In a statement released by the FRLA,  John Horne, owner of the Anna Maria Oyster Bar chain in Manatee County, implied that restaurant workers themselves opposed raising the minimum wage. “We have stood hand in hand with our workers to fight Ballot Amendment 2,” he said. “For months, we have tried to educate the public about the negative impacts this would have on our industry and on other jobs across the Sunshine State.”

Business Insider noted that, despite such claims from pro-business interests over the years, research shows that “big employment declines haven’t materialized in cities raising hourly pay.” A study by the National Employment Law Group found that New York’s restaurant industry actually grew after New York City’s minimum wage hit the $15 mark, Business Insider reported.
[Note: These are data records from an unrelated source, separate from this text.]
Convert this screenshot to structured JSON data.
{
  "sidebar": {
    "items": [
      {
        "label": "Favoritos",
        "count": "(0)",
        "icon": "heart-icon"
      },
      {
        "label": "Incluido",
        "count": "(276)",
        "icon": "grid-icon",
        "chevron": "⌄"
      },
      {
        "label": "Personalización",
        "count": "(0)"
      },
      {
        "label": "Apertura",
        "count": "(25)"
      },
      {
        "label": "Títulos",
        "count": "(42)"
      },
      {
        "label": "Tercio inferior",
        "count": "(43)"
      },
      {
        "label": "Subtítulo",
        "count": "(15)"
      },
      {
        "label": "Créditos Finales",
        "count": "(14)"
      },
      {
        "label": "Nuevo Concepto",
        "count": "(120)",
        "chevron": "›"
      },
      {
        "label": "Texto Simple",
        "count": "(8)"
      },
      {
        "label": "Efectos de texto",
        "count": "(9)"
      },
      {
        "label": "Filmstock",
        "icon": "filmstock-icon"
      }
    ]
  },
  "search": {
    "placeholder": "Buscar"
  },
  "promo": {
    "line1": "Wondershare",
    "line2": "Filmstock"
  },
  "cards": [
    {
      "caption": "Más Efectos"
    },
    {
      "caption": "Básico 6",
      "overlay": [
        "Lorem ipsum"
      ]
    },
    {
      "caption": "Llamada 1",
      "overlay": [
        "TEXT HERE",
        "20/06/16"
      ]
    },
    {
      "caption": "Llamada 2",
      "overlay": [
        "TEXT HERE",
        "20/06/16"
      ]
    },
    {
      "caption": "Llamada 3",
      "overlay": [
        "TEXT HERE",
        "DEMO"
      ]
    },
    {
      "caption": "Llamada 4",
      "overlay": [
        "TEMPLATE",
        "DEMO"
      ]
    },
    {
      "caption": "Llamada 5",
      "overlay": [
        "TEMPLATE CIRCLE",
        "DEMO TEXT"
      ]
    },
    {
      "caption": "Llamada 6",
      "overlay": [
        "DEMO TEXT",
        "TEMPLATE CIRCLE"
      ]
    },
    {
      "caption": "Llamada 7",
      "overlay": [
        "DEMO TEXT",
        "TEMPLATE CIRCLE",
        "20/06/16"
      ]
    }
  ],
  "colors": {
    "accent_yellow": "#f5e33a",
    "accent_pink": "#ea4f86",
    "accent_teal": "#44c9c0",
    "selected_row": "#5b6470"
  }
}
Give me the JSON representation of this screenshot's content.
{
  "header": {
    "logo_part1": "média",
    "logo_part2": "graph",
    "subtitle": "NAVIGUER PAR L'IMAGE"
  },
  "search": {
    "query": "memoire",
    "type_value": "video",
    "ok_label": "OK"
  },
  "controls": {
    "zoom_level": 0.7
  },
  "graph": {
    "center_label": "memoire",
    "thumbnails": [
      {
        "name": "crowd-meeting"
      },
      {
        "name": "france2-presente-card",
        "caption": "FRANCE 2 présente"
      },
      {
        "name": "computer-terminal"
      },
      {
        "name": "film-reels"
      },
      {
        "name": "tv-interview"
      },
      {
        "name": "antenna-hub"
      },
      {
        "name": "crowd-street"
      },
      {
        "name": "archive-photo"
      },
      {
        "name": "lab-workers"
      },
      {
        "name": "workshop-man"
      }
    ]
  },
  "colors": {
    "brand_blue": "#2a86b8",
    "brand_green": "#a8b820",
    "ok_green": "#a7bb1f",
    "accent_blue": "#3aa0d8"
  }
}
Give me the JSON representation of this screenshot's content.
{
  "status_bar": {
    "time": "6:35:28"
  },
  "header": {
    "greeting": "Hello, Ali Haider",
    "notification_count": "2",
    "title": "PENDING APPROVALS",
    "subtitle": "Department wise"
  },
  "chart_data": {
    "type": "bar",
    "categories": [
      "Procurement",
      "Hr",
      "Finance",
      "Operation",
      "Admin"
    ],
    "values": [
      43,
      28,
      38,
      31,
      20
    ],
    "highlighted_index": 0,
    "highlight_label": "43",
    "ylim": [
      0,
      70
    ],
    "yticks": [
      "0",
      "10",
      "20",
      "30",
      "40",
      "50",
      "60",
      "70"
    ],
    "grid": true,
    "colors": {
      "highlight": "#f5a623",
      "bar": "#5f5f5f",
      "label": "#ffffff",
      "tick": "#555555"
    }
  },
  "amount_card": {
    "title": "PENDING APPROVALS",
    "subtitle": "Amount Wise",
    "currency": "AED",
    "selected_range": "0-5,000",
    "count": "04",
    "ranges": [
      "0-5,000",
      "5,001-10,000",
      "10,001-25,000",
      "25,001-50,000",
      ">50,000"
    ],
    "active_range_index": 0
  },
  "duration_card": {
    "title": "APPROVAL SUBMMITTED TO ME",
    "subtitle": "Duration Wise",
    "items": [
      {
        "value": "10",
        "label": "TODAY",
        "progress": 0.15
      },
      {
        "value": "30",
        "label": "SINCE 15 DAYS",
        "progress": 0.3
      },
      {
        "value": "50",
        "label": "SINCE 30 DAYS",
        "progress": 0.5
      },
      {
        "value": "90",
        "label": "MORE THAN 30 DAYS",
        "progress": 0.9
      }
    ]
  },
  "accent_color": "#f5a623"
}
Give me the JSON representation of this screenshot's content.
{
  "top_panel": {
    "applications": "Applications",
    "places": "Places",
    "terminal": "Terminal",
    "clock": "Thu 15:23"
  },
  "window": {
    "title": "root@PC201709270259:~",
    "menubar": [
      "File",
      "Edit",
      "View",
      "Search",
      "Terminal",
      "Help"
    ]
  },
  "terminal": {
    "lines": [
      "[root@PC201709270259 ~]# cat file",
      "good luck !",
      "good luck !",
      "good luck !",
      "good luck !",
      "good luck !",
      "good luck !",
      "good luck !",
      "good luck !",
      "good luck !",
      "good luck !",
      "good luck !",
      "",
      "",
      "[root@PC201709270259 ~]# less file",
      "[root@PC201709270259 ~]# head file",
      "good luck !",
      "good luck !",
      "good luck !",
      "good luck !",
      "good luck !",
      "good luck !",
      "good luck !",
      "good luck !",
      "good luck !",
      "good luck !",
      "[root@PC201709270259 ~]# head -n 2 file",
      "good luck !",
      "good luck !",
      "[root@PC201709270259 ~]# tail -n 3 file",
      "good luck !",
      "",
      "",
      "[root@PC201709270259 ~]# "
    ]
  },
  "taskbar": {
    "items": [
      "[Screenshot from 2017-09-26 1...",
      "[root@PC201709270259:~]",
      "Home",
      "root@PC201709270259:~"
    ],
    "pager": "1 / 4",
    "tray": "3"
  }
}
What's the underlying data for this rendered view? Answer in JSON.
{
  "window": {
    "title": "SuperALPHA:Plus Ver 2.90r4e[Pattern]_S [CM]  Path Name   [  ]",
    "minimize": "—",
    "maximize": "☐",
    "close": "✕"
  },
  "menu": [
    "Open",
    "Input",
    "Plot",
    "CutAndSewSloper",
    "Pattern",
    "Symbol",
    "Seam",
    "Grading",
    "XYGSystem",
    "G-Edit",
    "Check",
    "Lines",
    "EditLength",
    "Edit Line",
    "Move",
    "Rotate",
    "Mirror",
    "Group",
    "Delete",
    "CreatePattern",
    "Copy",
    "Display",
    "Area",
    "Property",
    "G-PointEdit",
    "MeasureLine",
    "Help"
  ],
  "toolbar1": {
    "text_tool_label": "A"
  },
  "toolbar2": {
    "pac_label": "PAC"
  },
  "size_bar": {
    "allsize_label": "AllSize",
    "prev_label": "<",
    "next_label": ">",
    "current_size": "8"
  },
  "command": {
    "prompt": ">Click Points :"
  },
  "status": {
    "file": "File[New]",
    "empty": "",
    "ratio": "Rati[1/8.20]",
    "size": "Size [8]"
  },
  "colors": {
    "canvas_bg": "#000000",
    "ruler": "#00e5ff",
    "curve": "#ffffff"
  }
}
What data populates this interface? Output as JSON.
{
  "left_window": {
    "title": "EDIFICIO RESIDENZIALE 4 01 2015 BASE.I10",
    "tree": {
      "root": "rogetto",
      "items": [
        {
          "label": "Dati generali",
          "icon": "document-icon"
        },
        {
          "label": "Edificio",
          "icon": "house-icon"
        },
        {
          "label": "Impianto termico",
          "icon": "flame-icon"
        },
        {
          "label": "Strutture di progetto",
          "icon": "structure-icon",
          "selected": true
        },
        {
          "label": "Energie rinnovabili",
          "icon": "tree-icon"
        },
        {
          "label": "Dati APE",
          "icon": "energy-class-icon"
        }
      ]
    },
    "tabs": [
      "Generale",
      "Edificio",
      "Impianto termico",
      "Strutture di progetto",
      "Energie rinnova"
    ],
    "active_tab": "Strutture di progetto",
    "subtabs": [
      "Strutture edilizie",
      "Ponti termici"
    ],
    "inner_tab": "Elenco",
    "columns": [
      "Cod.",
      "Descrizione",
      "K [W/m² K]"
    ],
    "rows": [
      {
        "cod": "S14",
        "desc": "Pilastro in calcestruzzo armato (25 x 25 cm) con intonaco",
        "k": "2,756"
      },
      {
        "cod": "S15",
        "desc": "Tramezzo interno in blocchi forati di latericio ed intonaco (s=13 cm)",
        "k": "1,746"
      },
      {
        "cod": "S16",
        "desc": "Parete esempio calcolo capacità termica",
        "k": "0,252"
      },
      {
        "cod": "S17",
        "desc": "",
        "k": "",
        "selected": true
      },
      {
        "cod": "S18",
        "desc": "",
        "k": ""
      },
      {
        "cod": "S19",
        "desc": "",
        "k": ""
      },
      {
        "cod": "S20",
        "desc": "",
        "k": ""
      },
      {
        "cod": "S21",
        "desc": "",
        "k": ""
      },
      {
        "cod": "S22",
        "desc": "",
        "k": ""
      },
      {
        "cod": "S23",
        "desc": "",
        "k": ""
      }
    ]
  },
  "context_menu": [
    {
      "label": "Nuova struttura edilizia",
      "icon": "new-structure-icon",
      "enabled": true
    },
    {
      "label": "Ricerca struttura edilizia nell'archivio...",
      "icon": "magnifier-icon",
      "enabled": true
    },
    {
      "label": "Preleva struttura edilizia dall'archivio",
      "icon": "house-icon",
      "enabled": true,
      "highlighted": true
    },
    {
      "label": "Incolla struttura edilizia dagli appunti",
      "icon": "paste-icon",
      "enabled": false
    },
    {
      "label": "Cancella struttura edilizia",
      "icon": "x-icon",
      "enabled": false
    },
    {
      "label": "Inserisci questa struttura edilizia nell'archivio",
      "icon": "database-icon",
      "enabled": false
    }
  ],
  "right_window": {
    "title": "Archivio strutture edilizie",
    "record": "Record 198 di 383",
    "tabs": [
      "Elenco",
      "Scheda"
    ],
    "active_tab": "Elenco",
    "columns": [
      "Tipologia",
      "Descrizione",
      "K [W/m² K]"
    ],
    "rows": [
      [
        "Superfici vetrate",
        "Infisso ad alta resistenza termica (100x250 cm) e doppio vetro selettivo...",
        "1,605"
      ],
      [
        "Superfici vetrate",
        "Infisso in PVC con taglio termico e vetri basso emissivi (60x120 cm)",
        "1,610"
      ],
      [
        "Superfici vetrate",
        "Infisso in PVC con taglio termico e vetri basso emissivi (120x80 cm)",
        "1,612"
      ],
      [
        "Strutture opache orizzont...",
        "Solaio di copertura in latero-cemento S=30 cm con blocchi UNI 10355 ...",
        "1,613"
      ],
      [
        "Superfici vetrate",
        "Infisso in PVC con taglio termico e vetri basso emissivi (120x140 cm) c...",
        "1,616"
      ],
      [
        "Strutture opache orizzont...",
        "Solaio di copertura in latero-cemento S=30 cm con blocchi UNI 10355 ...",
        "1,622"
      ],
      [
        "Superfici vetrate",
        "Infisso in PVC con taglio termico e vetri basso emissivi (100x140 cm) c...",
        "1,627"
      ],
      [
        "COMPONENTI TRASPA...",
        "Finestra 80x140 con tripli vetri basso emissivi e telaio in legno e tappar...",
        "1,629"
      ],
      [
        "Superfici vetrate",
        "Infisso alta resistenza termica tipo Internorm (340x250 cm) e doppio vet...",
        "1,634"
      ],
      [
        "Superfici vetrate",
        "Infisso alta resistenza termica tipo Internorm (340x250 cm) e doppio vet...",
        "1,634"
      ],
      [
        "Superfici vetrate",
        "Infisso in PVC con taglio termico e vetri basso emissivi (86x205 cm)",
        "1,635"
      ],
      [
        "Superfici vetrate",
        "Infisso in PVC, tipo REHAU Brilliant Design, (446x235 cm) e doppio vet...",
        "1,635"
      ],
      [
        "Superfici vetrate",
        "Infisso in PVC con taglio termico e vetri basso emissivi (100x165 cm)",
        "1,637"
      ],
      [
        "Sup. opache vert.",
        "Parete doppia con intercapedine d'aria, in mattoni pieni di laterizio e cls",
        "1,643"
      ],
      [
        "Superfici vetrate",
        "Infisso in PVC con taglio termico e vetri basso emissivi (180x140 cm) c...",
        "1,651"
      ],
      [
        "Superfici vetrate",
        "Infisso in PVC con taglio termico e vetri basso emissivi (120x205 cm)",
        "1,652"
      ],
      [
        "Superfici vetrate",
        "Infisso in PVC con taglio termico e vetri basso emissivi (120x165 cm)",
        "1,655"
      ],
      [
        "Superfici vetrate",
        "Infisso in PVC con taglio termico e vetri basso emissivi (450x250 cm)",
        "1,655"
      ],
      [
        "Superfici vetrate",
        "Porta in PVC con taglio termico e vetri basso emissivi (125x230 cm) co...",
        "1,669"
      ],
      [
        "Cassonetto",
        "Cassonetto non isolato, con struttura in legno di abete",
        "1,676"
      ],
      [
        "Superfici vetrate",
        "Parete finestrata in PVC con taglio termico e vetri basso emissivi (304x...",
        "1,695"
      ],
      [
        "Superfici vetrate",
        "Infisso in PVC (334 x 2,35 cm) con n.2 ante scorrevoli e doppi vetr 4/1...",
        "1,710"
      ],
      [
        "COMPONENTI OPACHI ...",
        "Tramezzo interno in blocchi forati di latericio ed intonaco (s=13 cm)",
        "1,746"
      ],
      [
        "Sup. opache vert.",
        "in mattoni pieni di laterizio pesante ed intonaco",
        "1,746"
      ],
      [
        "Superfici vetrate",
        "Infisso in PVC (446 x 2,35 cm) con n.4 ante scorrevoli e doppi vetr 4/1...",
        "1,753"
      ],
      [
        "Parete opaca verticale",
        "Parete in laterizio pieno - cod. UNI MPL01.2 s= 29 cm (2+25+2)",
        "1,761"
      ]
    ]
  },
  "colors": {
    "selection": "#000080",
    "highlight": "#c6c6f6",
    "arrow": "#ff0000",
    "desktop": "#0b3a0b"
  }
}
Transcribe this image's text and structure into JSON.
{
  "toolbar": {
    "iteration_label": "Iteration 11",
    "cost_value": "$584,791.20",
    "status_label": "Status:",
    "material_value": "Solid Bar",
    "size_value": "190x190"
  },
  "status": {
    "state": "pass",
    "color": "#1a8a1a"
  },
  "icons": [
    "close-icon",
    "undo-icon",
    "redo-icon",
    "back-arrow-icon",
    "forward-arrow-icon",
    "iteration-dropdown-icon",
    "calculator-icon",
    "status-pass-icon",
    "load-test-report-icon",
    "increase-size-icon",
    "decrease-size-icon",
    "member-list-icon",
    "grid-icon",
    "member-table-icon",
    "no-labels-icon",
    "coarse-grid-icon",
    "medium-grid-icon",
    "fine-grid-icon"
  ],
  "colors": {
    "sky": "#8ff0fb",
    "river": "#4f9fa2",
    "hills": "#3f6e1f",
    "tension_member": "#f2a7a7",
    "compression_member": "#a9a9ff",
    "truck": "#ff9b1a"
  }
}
But some restaurants did reduce staff hours to save money.

In 2018, a University of California-Berkeley study looked at six large cities (Chicago, District of Columbia, Oakland, San Francisco, San Jose and Seattle) that had raised the minimum wage to more than $10 per hour and how that affected the foodservice industry. “When these minimum wage policies were being considered, some predicted that they would lead to significant job losses,” Carl Nadler, a co-author of the report, said in a statement. “We did not find such job losses. We did find that these cities’ minimum wage policies increased the earnings of low-wage workers, just as intended.”

Florida is just the latest state to boost its minimum wage. California raised its minimum wage from $10.50 in 2017 to $11 in 2018, with $1 increases every year thereafter until reaching $15 in 2022. Connecticut has been gradually raising its minimum wage from $10 per hour to a final target of $15 by June 2023.

Following the California and Connecticut model, Illinois is scheduled to hit the $15-per-hour rate by 2025. Maryland will reach the same rate by 2025, and Massachusetts will hit it by 2023.

Different regions of New York have set different schedules, all with the aim of hitting the $15 rate. That rate will go into effect in Long Island next year.